Supermarket chains stifling traditional retail food stores

Over 3,500 food retail stores shut down between 2010 and 2013, which shows that not even shops selling essential commodities escaped having to pay the ultimate price during Greece’s economic crisis.

The blow was clearly harder for traditional stores such as independent butchers, grocers and minimarkets, which didn’t have the same leeway for discounts as the supermarket chains did at the height of the crisis. And while some chains also went bankrupt, the healthy ones have tried to – and continue to – grab the market share left by traditional retail stores.

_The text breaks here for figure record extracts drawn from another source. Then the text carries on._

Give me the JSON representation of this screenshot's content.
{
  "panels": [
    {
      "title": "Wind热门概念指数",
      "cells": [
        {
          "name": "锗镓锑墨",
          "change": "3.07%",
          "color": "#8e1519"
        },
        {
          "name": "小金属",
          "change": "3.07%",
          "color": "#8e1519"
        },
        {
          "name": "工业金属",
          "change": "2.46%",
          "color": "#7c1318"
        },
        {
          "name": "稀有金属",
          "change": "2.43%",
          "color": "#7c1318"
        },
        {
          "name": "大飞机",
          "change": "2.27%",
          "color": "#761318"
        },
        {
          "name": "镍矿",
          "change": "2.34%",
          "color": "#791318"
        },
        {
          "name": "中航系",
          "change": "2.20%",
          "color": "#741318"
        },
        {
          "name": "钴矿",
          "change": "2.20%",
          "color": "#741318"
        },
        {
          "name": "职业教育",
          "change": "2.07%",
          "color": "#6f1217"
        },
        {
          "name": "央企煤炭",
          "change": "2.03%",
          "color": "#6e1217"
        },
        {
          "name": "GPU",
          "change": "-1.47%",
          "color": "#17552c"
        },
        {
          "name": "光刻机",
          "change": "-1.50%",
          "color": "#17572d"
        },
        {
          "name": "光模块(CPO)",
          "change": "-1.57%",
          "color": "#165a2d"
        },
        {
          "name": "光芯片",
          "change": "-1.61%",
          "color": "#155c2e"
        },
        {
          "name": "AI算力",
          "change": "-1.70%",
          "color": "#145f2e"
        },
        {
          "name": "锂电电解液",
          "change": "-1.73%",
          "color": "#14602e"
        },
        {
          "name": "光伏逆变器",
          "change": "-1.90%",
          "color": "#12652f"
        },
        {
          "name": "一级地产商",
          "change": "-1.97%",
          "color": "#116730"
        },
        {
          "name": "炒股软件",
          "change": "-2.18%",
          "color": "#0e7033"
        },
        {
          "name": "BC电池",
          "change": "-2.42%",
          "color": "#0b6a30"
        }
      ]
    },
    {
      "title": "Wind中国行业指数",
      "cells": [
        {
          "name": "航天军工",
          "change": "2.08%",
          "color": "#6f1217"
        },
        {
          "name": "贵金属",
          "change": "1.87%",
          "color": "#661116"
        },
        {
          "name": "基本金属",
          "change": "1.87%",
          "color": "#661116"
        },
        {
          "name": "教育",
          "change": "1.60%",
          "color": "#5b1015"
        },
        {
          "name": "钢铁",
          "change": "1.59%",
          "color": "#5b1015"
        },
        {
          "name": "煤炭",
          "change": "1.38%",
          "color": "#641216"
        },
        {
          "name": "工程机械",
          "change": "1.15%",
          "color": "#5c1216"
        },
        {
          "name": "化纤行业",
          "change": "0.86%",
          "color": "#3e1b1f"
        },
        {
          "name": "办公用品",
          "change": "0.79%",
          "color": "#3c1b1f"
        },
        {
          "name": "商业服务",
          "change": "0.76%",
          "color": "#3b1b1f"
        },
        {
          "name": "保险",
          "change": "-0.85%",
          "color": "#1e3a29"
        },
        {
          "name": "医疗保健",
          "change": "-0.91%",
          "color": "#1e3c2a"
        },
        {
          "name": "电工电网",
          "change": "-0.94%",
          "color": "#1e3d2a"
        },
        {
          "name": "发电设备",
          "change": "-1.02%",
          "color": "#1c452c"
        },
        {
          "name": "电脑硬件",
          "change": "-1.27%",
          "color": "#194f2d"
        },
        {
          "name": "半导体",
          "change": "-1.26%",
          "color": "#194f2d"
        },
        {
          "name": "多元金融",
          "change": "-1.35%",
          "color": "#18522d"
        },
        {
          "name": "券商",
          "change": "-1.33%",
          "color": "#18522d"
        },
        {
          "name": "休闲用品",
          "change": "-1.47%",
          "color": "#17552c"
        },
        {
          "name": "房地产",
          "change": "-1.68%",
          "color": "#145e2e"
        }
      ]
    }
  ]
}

IRI research data show that while in 2010 there were 16,207 retail food enterprises in Greece, this number dropped to 12,547 in 2013, meaning that 3,660 or one-fifth were lost.

The crisis has accelerated the concentration in chain food enterprises, and in 2013 traditional food stores numbered 1,720 fewer than three years earlier. The trend toward buying fresh meat, vegetables and fish from supermarkets and not from local stores – mostly to save time – which was already apparent before the crisis, strengthened during the crisis years. This time the main incentive was the lower prices that supermarket chains were able to offer. The queues for lamb at supermarket butcher counters in the runup to Easter provided clear evidence of that trend.

The other category that has suffered considerably is that of minimarkets, as in the period from 2010 to 2013 their number declined by 1,352. In fact the majority have been replaced by convenience stores developed by the major supermarket chains in the form of franchising.

The trend of concentrating all retail activities under one roof has brought hypermarkets back into fashion – i.e. stores covering a surface area in excess of 2,500 square meters. In 2013 their number increased to 58 from 56 in 2012. Recently Vassilopoulos launched a new store covering 4,000 sq.m. on Kifissou Avenue.

The decline recorded in discount stores is attributed to the departure of Aldi from the Greek market and the shutdown of the Dia chain, leaving German-owned Lidl the sole player in that section of the market.